Monday, July 08, 2024
By Kamal Swami
Government To Tweak It’s Electric Vehicle Policy
According to recent reports, the government of India is speculating to tweak its existing policy for electric vehicles. The new tweaks are reported to benefit the existing electric manufacturers. The new policy is expected to favour new players. The proposed changes will be revealed in the Union Budget scheduled for release on July 23, 2024. The government's consideration of policy modifications comes during uncertainty regarding US EV maker Tesla's plans to establish a factory in India. The main objective of the new policy is to balance incentives for electric vehicles and those powered by internal combustion engines (ICE).

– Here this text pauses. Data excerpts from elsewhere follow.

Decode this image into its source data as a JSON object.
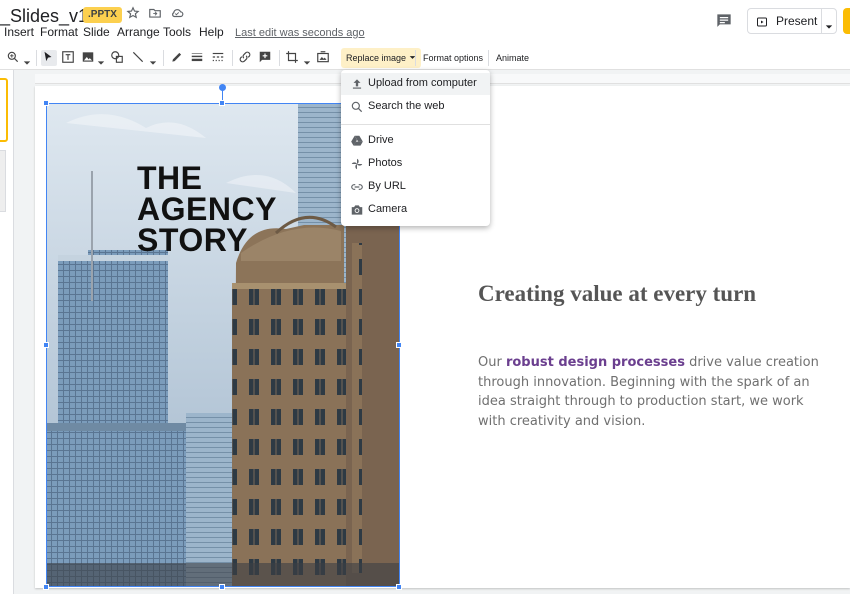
{
  "header": {
    "doc_title": "_Slides_v1.0",
    "file_badge": ".PPTX",
    "last_edit": "Last edit was seconds ago",
    "present_label": "Present"
  },
  "menus": [
    "Insert",
    "Format",
    "Slide",
    "Arrange",
    "Tools",
    "Help"
  ],
  "toolbar": {
    "replace_image": "Replace image",
    "format_options": "Format options",
    "animate": "Animate"
  },
  "dropdown": {
    "items": [
      {
        "label": "Upload from computer",
        "icon": "upload-icon"
      },
      {
        "label": "Search the web",
        "icon": "search-icon"
      },
      {
        "label": "Drive",
        "icon": "drive-icon"
      },
      {
        "label": "Photos",
        "icon": "photos-icon"
      },
      {
        "label": "By URL",
        "icon": "link-icon"
      },
      {
        "label": "Camera",
        "icon": "camera-icon"
      }
    ]
  },
  "slide": {
    "title_lines": [
      "THE",
      "AGENCY",
      "STORY"
    ],
    "heading": "Creating value at every turn",
    "body_prefix": "Our ",
    "body_emphasis": "robust design processes",
    "body_suffix": " drive value creation through innovation. Beginning with the spark of an idea straight through to production start, we work with creativity and vision."
  },
  "colors": {
    "accent": "#fbbc04",
    "selection": "#4285f4",
    "emphasis": "#6b3f8f",
    "badge": "#fcd04f"
  }
}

Reports reveal that more than half a dozen automakers, including Volkswagen-Skoda, Hyundai-Kia, and VinFast, have reportedly expressed interest in the updated policy, known as the Scheme for Manufacturing of Electric Cars (SMEC). Details of the SMEC. Under the SMEC, the government has outlined provisions for importing completely built-up (CBU) EVs with a minimum cost, insurance, and freight (CIF) value of $35,000 at a reduced import duty of 15% for up to five years. This incentive will be given to manufacturers on the condition to invest at least $500 million in the construction of new manufacturing plants.

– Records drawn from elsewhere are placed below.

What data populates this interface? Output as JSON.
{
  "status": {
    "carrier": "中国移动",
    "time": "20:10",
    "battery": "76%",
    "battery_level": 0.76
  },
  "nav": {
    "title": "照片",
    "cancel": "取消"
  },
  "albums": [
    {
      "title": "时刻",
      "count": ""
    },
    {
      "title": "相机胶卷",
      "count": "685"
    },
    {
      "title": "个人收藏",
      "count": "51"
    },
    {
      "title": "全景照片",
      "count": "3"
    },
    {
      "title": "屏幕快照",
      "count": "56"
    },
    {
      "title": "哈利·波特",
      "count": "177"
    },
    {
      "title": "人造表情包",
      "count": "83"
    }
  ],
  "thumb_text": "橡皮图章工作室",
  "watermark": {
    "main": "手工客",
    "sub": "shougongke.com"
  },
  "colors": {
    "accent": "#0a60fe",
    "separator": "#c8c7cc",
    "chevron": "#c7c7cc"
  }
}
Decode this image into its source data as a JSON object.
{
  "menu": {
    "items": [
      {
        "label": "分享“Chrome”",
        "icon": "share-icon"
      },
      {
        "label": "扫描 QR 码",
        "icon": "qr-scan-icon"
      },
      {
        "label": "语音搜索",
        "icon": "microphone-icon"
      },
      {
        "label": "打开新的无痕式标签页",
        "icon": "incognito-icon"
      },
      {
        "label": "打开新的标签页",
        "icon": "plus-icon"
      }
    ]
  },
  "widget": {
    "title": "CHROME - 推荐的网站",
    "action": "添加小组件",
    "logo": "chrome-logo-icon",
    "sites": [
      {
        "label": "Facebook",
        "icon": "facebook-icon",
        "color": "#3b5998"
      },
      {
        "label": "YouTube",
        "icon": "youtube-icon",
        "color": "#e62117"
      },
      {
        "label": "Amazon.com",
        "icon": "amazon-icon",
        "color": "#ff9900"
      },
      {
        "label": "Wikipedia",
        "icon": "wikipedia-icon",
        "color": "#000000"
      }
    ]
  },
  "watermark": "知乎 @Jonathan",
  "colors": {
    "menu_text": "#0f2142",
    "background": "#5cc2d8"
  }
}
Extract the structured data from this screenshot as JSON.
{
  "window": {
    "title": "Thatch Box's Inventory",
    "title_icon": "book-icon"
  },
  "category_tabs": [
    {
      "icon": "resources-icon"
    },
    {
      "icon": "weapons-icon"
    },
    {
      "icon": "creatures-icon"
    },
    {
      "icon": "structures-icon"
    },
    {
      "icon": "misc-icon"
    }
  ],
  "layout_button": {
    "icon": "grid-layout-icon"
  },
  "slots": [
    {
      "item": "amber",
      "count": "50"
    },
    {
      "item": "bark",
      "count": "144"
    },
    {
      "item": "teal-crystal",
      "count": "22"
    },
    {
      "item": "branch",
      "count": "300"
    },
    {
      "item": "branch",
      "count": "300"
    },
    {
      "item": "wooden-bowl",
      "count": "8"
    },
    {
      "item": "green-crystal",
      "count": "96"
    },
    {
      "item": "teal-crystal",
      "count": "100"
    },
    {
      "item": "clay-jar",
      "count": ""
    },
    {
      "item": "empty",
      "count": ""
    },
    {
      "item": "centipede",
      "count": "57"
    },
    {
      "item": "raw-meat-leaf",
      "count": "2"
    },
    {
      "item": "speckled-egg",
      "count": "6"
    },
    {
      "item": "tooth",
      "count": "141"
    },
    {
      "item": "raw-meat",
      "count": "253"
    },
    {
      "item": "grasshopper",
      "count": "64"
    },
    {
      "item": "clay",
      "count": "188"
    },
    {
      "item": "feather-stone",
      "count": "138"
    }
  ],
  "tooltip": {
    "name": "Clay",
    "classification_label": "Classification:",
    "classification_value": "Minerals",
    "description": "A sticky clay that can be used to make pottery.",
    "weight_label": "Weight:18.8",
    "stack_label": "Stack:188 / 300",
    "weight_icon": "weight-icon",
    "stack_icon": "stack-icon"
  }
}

Initially, the SMEC was restricted to investments in brand-new EV plants to evaluate the extent of vehicle component localization. The scheme mandates that companies manufacture EVs with at least 25% of components sourced locally, increasing to 50% by the fifth year of investment. These proposed policy adjustments highlight the government's evolving approach to encourage the growth of the EV sector while protecting the interests of established automakers.